Resample in native (original) space.

This workflow resamples the input fMRI in its native (original) space in a “single shot” from the original asl series.

Workflow Graph
_images/api-12.png

(Source code, png, svg, pdf)

Parameters:
  • mem_gb (float) – Size of asl file in GB
  • omp_nthreads (int) – Maximum number of threads an individual process may use
  • name (str) – Name of workflow (default: asl_std_trans_wf)
  • use_compression (bool) – Save registered asl series as .nii.gz
  • use_fieldwarp (bool) – Include SDC warp in single-shot transform from asl to MNI
  • split_file (bool) – Whether the input file should be splitted (it is a 4D file) or it is a list of 3D files (default False, do not split)
  • interpolation (str) – Interpolation type to be used by ANTs’ applyTransforms (default 'LanczosWindowedSinc')
Inputs:
  • asl_file – Individual 3D volumes, not motion corrected
  • asl_mask – Skull-stripping mask of reference image
  • name_source – asl series NIfTI file Used to recover original information lost during processing
  • hmc_xforms – List of affine transforms aligning each volume to ref_image in ITK format
  • fieldwarp – a DFM in ITK format
Outputs:
  • asl – asl series, resampled in native space, including all preprocessing
  • asl_mask – asl series mask calculated with the new time-series
  • asl_ref – asl reference image: an average-like 3D image of the time-series
  • asl_ref_brain – Same as asl_ref, but once the brain mask has been applied

Calculate asl confounds

aslprep.workflows.asl.confounds.init_asl_confs_wf(mem_gb, metadata, name='asl_confs_wf')[source]

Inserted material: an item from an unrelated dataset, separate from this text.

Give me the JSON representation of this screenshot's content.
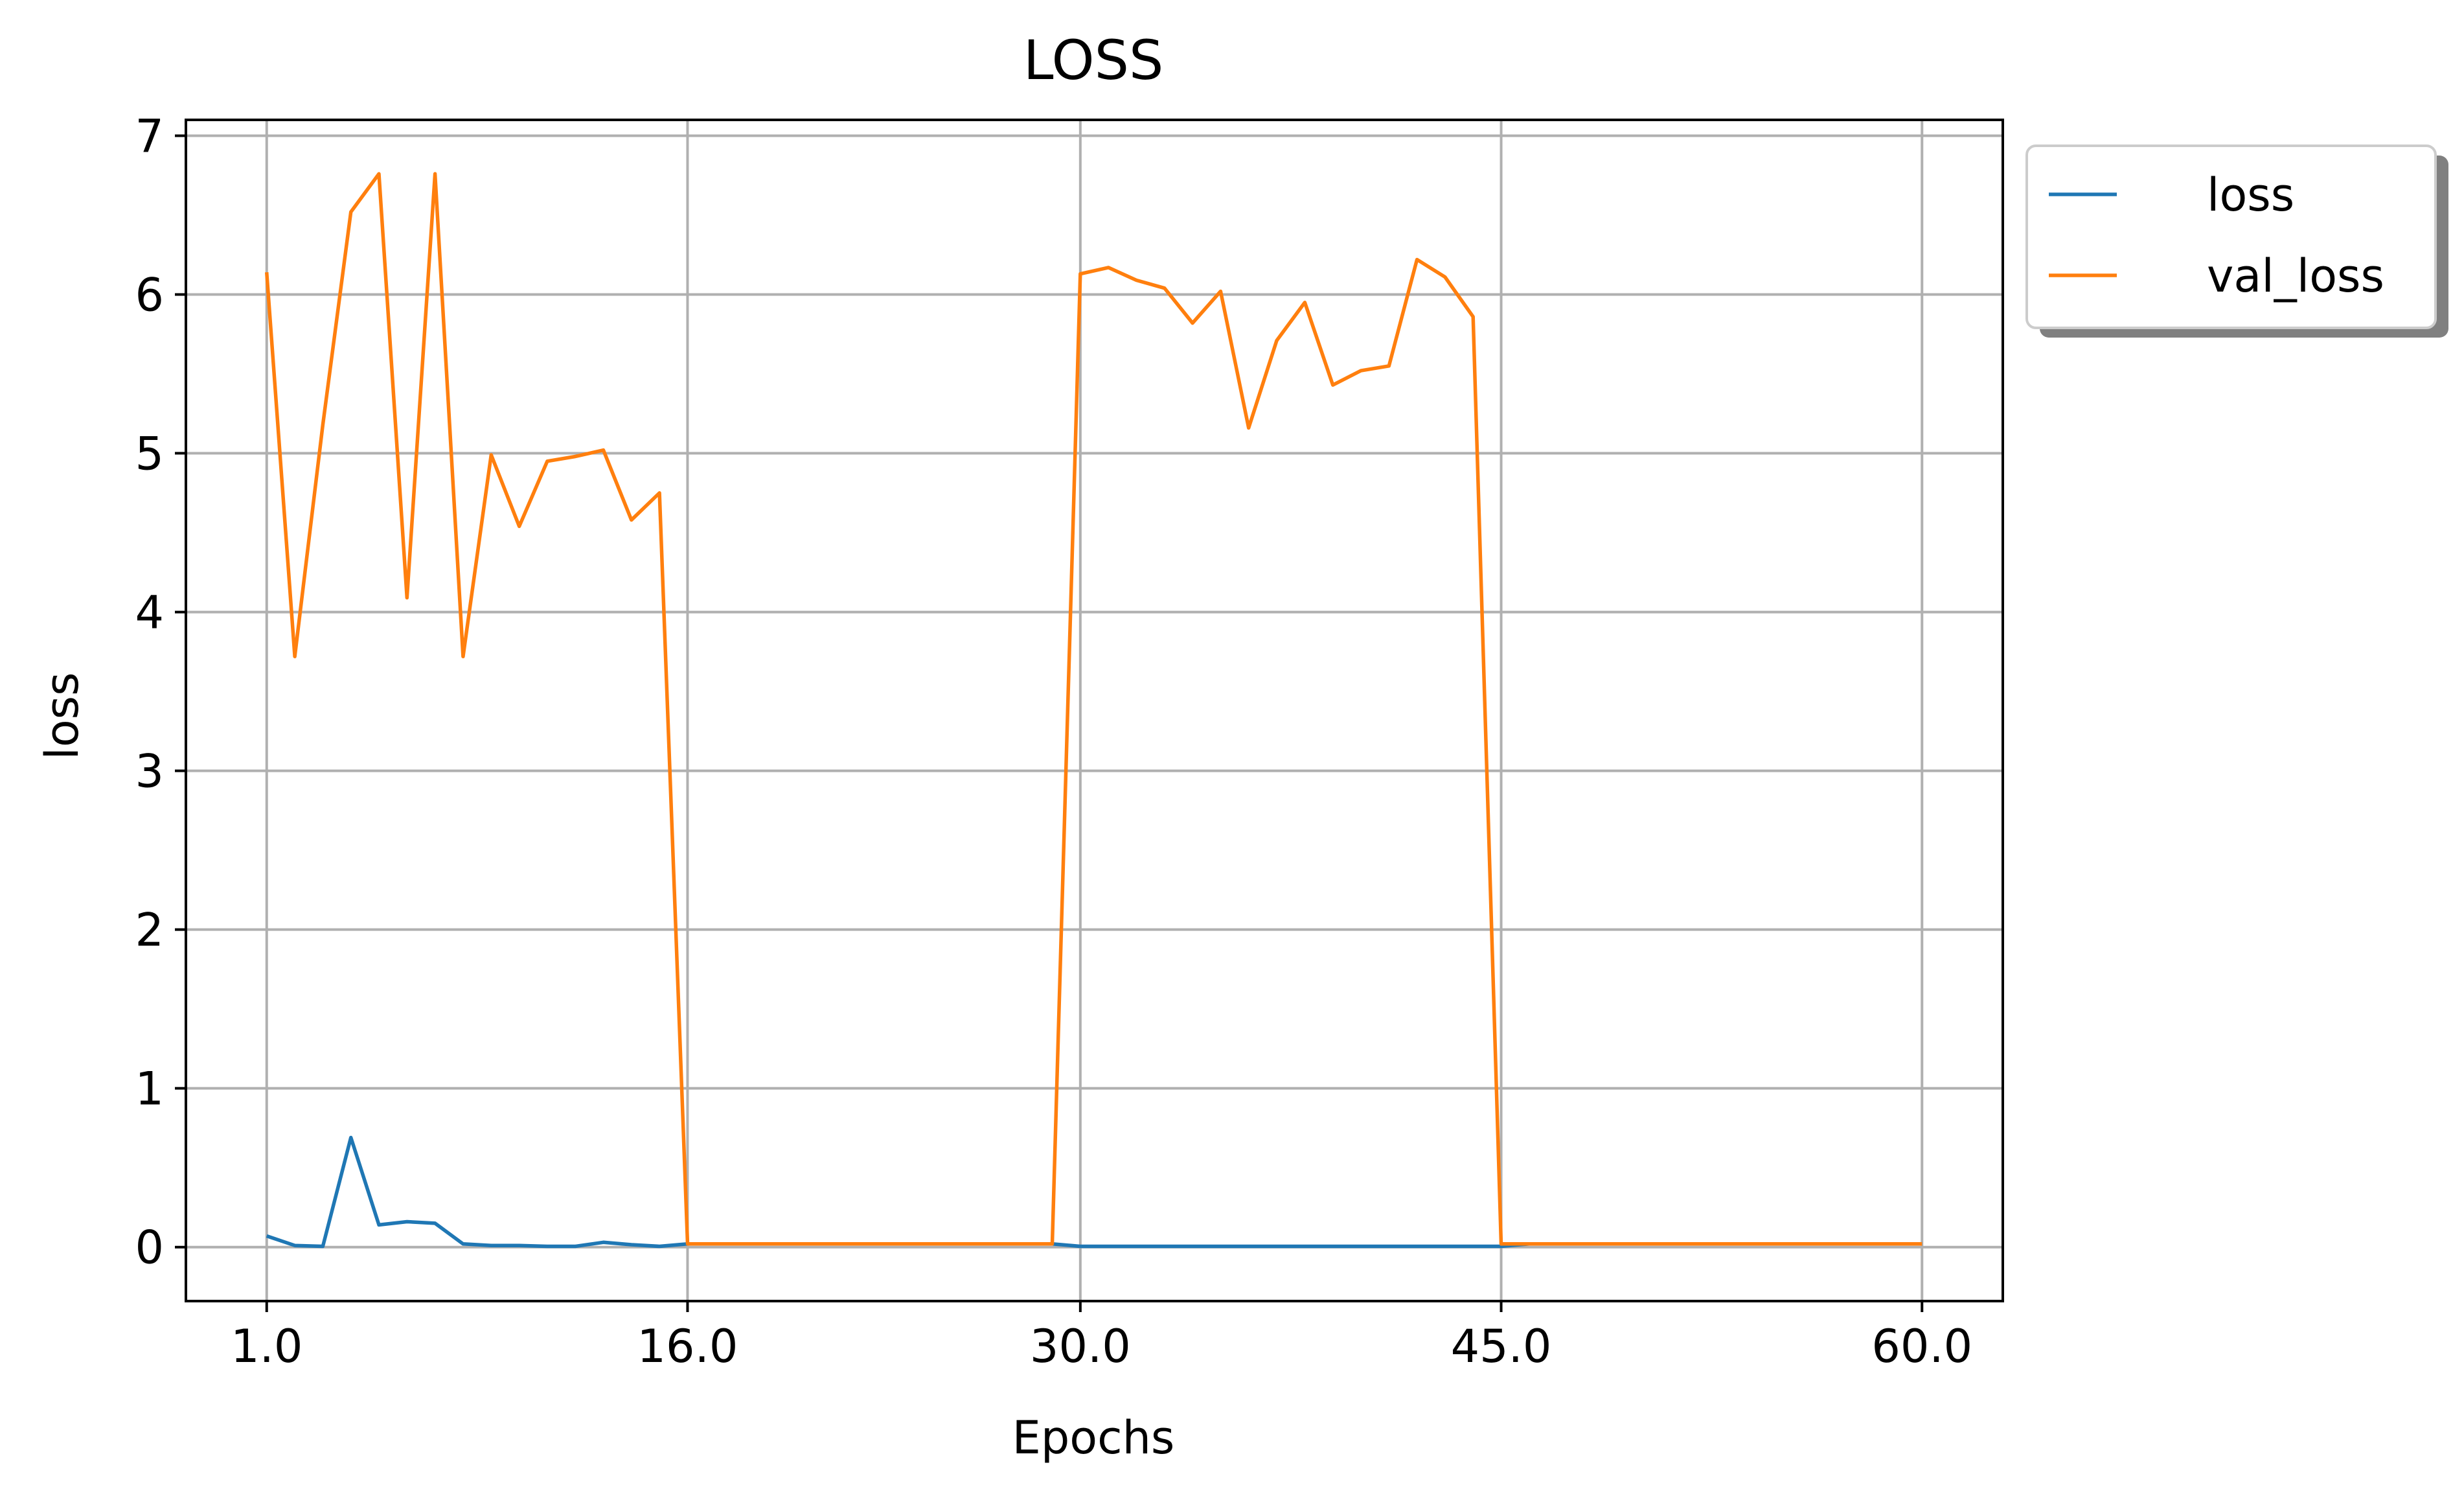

Build a workflow to generate and write out confounding signals.

This workflow calculates confounds for a asl series, and aggregates them into a TSV file, for use as nuisance regressors in a GLM. The following confounds are calculated, with column headings in parentheses:

  1. DVARS - original and standardized variants (dvars, std_dvars)
  2. Framewise displacement, based on head-motion parameters (framewise_displacement)
  3. Estimated head-motion parameters, in mm and rad (trans_x, trans_y, trans_z, rot_x, rot_y, rot_z)
Workflow Graph
_images/api-13.png

(Source code, png, svg, pdf)

Parameters:
  • mem_gb (float) – Size of asl file in GB - please note that this size should be calculated after resamplings that may extend the FoV
  • metadata (dict) – BIDS metadata for asl file
  • name (str) – Name of workflow (default: asl_confs_wf)
Inputs:
  • asl – asl image, after the prescribed corrections (STC, HMC and SDC) when available.
  • asl_mask – asl series mask
  • movpar_file – SPM-formatted motion parameters file
  • skip_vols – number of non steady state volumes
  • t1w_mask – Mask of the skull-stripped template image
  • t1w_tpms – List of tissue probability maps in T1w space
  • t1_asl_xform – Affine matrix that maps the T1w space into alignment with the native asl space
Outputs:
  • confounds_file – TSV of all aggregated confounds
  • confounds_metadata – Confounds metadata dictionary.